Since the stated goal of the policy is, first and foremost, environmental protection—”protecting, maintaining, and restoring” our oceans, coasts, and Great Lakes—it is a certainty the administration will prohibit any activities it deems harmful. Ultimately, this will allow the administration to decide which activities to prohibit and which to permit, which will give it a huge amount of power.

Critics thus deride this policy approach as “zoning the ocean.”

The consequences of making the Obama administration the final arbiter over activities on the oceans has not been lost on the oil and gas industry, which has substantial investments in offshore exploration activities. Rep. Doc Hastings (R-WA), ranking member of the House Natural Resources Committee, along with 69 other House members, sent a letter urging the administration not to infringe on the Department of the Interior’s jurisdictional purview over offshore leasing, noting the proposed policy “could deal a drastic blow to American jobs and our economy by restricting activities such as energy development and commercial fishing.”

Regulatory Creep
Even more disturbing is that the proposed national ocean policy would not be strictly limited to the oceans and Great Lakes. It could conceivably regulate land-based activities as well.

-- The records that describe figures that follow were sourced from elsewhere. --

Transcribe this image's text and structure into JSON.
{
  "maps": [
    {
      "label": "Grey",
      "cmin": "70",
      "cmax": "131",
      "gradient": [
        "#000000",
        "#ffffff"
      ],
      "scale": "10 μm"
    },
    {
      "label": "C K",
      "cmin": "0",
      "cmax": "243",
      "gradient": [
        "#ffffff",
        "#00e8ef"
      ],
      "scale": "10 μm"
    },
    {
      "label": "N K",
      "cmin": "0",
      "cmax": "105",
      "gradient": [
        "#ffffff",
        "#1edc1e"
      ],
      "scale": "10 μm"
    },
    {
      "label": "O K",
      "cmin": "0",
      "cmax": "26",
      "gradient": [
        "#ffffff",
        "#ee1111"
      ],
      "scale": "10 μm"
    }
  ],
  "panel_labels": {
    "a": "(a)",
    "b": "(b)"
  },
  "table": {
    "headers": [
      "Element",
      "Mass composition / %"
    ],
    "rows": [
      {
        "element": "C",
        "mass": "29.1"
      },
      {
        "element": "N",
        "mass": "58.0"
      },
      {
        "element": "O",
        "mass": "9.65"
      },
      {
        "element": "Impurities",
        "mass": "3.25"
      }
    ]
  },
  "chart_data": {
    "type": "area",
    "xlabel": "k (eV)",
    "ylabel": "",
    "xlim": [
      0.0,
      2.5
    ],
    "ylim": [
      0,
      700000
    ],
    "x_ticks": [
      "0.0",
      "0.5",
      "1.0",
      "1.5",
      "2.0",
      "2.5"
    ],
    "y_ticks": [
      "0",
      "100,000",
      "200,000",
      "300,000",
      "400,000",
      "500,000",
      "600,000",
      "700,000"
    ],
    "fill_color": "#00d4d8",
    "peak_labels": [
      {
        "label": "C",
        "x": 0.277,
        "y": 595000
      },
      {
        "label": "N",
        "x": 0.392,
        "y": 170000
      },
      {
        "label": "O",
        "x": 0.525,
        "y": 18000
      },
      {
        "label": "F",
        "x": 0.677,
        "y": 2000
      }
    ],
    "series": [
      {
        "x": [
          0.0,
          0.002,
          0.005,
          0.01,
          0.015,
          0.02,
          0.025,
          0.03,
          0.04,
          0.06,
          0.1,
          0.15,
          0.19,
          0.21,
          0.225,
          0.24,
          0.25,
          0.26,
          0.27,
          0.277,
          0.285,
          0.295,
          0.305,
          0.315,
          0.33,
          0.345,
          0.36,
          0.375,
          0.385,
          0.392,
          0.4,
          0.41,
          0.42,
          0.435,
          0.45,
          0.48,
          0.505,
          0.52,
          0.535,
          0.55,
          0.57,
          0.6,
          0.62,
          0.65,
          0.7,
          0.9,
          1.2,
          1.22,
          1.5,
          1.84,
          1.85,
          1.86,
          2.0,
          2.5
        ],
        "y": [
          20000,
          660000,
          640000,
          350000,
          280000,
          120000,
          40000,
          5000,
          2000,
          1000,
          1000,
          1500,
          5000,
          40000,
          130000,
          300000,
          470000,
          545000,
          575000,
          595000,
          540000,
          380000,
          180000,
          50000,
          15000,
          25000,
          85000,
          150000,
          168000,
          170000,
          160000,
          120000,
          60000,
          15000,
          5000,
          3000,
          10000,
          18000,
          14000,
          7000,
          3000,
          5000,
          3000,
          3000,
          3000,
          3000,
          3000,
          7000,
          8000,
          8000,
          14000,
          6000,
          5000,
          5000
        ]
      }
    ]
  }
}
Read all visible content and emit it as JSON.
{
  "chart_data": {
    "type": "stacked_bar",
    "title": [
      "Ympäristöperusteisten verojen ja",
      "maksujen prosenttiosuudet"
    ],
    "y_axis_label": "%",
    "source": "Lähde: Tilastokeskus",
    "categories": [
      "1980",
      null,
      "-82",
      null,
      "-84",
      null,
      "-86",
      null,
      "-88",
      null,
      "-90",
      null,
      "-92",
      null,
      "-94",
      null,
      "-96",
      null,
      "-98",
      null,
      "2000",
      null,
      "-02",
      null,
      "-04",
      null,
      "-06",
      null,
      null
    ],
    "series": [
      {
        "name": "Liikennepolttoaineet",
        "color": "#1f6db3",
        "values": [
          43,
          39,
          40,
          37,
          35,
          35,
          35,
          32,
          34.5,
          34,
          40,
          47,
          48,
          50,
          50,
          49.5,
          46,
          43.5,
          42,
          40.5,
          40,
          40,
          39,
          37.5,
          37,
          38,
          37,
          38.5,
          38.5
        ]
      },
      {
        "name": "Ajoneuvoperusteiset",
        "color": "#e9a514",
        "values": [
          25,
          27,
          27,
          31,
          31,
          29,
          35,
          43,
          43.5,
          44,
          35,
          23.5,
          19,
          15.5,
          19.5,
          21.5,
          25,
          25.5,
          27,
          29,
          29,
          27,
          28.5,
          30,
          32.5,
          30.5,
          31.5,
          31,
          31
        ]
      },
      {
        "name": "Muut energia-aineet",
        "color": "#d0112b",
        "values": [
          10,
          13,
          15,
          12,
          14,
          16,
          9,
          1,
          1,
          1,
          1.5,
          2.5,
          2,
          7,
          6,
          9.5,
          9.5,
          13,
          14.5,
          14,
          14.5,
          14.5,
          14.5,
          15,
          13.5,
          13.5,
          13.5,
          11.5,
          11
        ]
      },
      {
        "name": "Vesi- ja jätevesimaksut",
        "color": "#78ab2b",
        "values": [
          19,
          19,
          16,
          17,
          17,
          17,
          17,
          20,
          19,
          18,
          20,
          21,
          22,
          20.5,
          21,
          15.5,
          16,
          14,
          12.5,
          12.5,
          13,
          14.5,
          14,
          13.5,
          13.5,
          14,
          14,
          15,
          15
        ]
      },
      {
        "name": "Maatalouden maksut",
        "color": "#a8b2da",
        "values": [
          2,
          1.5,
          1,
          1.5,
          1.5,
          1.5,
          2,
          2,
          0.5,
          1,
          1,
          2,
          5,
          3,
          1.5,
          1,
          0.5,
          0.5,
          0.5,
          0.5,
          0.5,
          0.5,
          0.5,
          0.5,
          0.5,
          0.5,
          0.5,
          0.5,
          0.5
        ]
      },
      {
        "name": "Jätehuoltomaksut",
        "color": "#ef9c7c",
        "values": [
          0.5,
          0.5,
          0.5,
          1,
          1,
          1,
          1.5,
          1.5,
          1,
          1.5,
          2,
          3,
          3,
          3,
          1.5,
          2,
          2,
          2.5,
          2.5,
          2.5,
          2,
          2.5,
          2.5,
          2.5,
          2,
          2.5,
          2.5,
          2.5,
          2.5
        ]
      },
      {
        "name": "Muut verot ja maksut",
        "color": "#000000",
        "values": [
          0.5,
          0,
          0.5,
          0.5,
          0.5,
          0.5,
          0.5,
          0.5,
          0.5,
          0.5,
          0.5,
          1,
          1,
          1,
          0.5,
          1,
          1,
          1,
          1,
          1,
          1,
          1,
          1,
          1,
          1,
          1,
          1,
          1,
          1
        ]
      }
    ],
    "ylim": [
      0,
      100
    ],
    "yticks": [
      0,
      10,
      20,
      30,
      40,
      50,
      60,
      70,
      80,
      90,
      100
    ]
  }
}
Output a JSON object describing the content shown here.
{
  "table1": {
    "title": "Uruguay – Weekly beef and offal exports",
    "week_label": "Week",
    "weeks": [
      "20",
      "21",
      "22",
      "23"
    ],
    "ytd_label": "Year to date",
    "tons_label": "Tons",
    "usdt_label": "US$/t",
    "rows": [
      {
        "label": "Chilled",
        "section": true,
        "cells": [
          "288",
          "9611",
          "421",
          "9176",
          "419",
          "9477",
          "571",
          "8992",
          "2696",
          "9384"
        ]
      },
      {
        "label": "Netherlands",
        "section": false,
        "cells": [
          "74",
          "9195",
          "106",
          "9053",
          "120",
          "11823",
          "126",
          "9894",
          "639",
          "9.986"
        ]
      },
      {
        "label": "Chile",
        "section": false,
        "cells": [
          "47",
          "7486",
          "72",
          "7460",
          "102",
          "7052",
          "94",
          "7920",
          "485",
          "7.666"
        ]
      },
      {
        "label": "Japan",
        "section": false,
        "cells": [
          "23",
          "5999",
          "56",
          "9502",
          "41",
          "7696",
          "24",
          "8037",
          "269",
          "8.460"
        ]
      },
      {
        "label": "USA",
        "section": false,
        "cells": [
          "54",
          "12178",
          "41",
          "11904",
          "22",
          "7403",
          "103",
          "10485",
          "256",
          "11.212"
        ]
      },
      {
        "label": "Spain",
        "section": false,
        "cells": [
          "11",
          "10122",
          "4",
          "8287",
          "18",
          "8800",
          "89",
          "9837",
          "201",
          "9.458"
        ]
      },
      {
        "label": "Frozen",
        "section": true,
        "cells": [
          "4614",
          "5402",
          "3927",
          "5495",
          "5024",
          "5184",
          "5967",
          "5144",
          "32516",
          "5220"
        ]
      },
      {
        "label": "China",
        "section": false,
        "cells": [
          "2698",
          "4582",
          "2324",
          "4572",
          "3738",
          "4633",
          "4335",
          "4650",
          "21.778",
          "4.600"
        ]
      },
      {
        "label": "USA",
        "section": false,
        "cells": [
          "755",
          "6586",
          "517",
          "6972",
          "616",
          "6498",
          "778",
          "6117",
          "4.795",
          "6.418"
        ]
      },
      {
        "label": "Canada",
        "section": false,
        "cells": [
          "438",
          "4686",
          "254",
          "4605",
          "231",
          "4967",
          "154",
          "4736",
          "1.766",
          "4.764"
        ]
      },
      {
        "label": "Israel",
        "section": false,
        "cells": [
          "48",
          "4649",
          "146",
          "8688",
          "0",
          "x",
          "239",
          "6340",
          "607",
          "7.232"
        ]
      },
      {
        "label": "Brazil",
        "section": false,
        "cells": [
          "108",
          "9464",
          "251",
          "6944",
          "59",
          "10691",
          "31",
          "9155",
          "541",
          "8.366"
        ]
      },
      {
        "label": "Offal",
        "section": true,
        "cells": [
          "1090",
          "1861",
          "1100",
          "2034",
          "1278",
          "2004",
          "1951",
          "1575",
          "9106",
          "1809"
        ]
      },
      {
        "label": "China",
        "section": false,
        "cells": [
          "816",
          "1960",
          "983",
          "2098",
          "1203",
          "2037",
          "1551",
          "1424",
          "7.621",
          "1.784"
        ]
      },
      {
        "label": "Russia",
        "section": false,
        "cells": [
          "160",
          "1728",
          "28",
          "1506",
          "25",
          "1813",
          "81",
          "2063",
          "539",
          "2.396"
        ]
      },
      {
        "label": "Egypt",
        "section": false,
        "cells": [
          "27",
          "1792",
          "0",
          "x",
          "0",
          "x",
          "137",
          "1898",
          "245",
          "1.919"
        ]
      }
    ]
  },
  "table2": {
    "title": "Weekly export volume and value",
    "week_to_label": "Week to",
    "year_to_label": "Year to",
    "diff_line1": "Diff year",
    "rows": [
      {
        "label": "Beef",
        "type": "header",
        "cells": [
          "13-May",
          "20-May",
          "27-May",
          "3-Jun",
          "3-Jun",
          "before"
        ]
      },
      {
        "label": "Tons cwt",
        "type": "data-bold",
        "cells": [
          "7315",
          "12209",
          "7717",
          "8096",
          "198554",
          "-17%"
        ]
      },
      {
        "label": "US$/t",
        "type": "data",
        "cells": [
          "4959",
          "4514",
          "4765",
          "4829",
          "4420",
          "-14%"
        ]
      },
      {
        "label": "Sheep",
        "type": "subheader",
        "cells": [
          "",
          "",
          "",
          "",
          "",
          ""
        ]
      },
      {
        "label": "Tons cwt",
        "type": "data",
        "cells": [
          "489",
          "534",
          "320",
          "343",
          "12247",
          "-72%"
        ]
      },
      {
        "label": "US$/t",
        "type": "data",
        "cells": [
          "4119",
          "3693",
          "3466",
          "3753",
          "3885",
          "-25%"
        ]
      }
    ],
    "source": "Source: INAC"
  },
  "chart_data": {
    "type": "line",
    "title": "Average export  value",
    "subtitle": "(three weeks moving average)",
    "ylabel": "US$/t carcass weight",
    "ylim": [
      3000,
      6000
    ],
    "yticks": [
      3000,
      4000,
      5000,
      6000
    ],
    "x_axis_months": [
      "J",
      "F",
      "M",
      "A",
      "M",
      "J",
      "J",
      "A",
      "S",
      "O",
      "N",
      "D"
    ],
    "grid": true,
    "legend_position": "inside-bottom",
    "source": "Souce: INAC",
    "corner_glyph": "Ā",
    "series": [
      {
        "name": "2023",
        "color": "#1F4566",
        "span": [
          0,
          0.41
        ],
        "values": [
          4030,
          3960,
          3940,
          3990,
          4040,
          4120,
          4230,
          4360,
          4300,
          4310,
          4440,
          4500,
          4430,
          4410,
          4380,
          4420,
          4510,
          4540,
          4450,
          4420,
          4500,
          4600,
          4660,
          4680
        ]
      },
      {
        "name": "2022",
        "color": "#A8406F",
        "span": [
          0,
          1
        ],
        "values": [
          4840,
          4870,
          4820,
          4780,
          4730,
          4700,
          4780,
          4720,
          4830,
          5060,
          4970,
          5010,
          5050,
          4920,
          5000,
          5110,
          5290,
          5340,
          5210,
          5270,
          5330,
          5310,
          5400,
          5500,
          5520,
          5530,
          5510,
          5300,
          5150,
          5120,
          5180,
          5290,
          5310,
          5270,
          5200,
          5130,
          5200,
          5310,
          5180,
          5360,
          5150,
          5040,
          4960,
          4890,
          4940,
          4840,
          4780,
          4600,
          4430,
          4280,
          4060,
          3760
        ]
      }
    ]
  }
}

Consider, for example, a coastal-based manufacturer that emits CO2. If the administration were to determine those CO2 emissions were being deposited in the ocean and causing or contributing to acidification, theoretically it could shut down the business in the name of protecting the oceans.

Shortly after Obama issued his memorandum calling for the new ocean policy, the White House Council on Environmental Quality (CEQ) solicited public comments and held stakeholder meetings with various industry sectors likely to be affected. The U.S. Chamber of Commerce filed comments in an attempt to draw attention to the proposed policy’s massive potential scope, in hopes that the CEQ would decide to recommend realistic limits to the scope, size, and complexity of the policy.

Unfortunately, when the second and final set of recommendations was issued on December 14, 2009, no real limits were included. As such, significant job losses and adverse economic impacts remain a distinct possibility.

William L. Kovacs ([email protected]) is senior vice president of the U.S. Chamber of Commerce’s Environment, Technology, and Regulatory Affairs Division.